Back in the studio, you put the painting up on the easel. The cause of your uneasiness still escapes you, so you let it sit there a few days. One day, as you're walking by, sipping coffee and trying to steal a glance at it - as if the solution, a shy devil, might vanish if you were to look at it directly - and it comes to you.
Out comes the magic cropping tool. In my workshops, I make a joke about my "magic" cropping tool, but you'd be amazed at how many painting problems can be solved with a couple of pieces of cardboard. Find your center of interest, and start cropping creatively around it. Almost always, in a disaster of painting, there are a few salvageable inches, perhaps even a masterpiece.
It is always the part of the scene that won your heart in the first place. You spent a great deal of love and attention on it, making sure it was just right, but in the meantime you sacrificed everything else. Your instincts were right - congratulations!

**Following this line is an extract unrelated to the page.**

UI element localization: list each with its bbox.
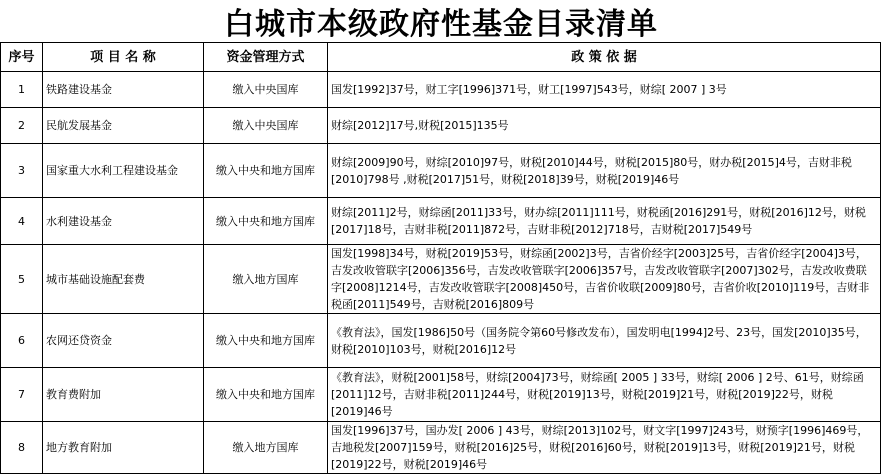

The painting above is a case in point. It was a 9x12, but it ended up being a 9x9. I painted on a hardboard panel, fortunately, so it only took a boxcutter for the surgery. (Stretched canvas is more difficult; pastel paper is even easier.) Below are the two pieces put side by side. You'll note that the rock on the left intruded into the part on the right, and I had to paint out the tip of it for the finished painting. I've also put the detached piece as a separate image; it makes its own little painting.